I diritti dei bambini

Il diritto di un bambino è prima di tutto il diritto di vivere e di vivere con la maggiore serenità possibile in un contesto familiare in cui sia possibile garantire il suo sviluppo fisico e psicologico, intellettuale e sociale nel miglior modo possibile. Non a caso i quattro principi fondamentali stabiliti della Convenzione sui Diritti dell’Infanzia e dell’Adolescenza sanciscono:

1. il diritto alla non discriminazione, trattata nell’articolo 2. Secondo questo principio tutti i diritti sanciti dalla Convenzione devono essere garantiti a tutti i minori, senza distinzione di razza, sesso, lingua, religione, opinione del bambino, dell’adolescente o dei suoi genitori. E il primo diritto a non essere discriminato è proprio quello di avere un padre e una madre.

2. Il superiore interesse, cfr articolo 3. In tutte le decisioni, leggi o iniziative pubbliche o private l’interesse dei minori deve avere la priorità, deve cioè essere considerato prima degli interessi di tutti gli altri, dei genitori o di altri adulti.

3. Il diritto alla vita, alla sopravvivenza e allo sviluppo del bambino, articolo 6. Gli Stati devono impegnare il massimo delle risorse disponibili per tutelare la vita e la crescita dei bambini.
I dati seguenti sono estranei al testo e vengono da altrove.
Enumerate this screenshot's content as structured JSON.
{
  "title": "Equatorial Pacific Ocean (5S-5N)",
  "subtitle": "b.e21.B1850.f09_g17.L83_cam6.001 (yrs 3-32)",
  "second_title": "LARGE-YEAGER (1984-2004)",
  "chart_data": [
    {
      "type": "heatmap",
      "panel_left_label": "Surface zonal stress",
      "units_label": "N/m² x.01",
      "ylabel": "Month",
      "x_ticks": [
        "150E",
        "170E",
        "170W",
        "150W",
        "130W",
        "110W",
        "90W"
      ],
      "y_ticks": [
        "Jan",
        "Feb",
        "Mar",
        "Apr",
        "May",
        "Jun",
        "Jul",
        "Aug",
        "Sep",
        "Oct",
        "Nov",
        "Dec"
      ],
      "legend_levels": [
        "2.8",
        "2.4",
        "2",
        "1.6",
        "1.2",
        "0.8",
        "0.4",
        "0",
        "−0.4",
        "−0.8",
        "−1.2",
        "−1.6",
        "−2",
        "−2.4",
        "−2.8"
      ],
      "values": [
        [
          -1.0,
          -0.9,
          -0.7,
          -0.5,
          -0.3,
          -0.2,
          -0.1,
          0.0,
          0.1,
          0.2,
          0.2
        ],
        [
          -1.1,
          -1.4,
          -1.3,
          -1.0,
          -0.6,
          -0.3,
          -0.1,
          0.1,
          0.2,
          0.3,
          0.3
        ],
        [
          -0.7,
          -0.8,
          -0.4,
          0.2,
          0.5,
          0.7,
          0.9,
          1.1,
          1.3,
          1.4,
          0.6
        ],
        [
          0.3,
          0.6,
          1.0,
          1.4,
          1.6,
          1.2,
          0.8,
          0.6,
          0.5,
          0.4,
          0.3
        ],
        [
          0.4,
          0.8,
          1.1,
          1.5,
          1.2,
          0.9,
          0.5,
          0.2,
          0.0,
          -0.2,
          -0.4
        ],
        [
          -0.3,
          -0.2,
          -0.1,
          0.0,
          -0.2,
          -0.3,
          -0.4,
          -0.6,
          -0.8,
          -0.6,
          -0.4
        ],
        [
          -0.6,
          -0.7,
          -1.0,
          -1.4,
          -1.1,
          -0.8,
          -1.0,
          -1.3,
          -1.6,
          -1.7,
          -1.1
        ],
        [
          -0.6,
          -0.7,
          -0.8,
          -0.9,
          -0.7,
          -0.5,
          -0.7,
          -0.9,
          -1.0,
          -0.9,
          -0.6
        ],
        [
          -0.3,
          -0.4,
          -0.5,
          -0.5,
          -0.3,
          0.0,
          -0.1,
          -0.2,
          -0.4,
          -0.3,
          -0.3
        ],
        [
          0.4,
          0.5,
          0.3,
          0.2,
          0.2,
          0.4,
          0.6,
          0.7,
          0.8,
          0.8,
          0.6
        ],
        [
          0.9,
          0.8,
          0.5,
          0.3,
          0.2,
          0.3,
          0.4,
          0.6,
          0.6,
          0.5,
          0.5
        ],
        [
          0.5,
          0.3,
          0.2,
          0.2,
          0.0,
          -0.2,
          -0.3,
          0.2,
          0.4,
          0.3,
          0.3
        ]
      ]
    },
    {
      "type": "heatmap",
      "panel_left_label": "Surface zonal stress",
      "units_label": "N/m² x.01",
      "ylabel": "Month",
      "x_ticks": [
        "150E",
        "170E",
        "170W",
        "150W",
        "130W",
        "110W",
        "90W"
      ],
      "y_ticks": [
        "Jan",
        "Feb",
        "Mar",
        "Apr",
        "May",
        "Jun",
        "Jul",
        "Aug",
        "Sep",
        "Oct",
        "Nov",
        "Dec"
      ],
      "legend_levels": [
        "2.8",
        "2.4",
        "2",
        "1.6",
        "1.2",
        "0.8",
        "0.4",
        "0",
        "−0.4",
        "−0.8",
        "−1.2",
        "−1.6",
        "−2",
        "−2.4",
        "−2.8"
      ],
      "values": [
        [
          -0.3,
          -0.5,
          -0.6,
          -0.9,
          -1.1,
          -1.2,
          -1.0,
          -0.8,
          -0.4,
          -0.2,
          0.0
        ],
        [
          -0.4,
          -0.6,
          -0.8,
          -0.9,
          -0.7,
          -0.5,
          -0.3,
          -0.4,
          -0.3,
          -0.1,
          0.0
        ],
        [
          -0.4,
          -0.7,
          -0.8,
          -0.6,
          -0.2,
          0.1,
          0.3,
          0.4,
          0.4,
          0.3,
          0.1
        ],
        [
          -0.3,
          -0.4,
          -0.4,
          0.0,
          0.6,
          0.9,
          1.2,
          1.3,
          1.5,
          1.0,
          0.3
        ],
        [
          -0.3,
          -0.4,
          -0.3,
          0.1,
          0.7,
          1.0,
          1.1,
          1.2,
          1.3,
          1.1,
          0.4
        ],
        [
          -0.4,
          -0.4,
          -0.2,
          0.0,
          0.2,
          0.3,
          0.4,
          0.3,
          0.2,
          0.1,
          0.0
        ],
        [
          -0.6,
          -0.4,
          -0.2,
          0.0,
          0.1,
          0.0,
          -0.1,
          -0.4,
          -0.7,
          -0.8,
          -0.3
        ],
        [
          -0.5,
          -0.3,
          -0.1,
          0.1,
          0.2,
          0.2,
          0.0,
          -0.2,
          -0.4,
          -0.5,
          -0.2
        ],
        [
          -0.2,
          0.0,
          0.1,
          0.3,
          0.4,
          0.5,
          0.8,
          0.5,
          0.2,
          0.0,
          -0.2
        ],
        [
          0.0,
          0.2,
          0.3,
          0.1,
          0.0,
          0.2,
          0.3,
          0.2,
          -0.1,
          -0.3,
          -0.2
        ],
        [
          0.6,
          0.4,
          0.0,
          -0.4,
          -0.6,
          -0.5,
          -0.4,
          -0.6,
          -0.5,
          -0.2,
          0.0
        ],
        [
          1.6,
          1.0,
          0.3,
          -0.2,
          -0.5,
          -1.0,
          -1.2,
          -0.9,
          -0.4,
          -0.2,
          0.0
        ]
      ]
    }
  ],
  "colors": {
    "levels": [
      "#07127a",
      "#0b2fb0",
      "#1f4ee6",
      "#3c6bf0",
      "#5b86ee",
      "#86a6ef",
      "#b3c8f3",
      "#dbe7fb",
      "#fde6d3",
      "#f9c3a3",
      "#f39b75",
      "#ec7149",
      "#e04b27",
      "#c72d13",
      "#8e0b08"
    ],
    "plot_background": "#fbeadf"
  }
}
4. L’ascolto delle opinioni del minore, articolo 12. Questo articolo prevede il diritto dei bambini a essere ascoltati in tutti i processi decisionali che li riguardano e il dovere, da parte degli adulti, di ascoltare il minore e tenerne in considerazione le opinioni.

I fatti concreti

Uno degli aspetti singolari della recente sentenza emessa dal Tribunale dei minori di Bologna riguarda anche la provenienza delle due donne, sposate negli Stati Uniti e trasferitesi a Bologna; Eleonora Beck, doppia cittadinanza italiana e americana, e Liz Joffe si sono sposate nel 2013 in Oregon e sono madri biologiche rispettivamente di un bambino e di una bambina. Entrambe, per la legge americana, sono diventate madri adottive del figlio dell’altra. Le due donne si sono trasferite a Bologna, dove si sono rivolte al tribunale per chiedere il riconoscimento della sentenza Usa che ha disposto l’adozione. Il tribunale ha inizialmente escluso il riconoscimento in Italia dell’adozione, ma ha ritenuto che la coppia formata da persone dello stesso sesso è, comunque, da considerare come una “famiglia”, così come si legge in precedenti sentenze della Corte europea dei diritti umani. I giudici bolognesi si sono quindi rivolti alla Corte Costituzionale per chiedere se le norme impugnate avrebbero precluso al Tribunale di riconoscere la decisione adottiva straniera. L’Avvocatura dello Stato aveva chiesto che il ricorso fosse dichiarato inammissibile e la Consulta si era espressa seguendo la stessa direzione, dichiarando il ricorso inammissibile, anche in conformità del fatto che in senato è ancora in discussione la legge sul doppio cognome.

In conclusione

Il tribunale di Bologna ha creato una situazione fortemente ambigua riconoscendo la sentenza straniera emessa dal tribunale dell’Oregon ma non l’adozione da parte di cittadini italiani; consentendo però l’attribuzione del doppio cognome ha generato una forzatura non indifferente rispetto all’iter della legge sul doppio cognome, non ancora approvata.

È comunque evidente il desiderio di una parte politica, a cominciare dal Pd, di superare decisamente la legge sulle unioni civili per puntare al matrimonio egualitario, per cui verrebbe meno qualsiasi distinzione tra unione civile e matrimonio, ma in questo modo verrebbero spazzati via anche una serie di diritti dei minori che nessuno potrebbe più tutelare. Ancora una volta la magistratura, in modo chiaramente ideologizzato, scavalcando il Parlamento procede ad una modifica sostanziale di quella che ad ogni fatto è una semplice evidenza di natura e di cultura, scalzando diritti fondamentali di chi non ha ancora voce per farsi sentire.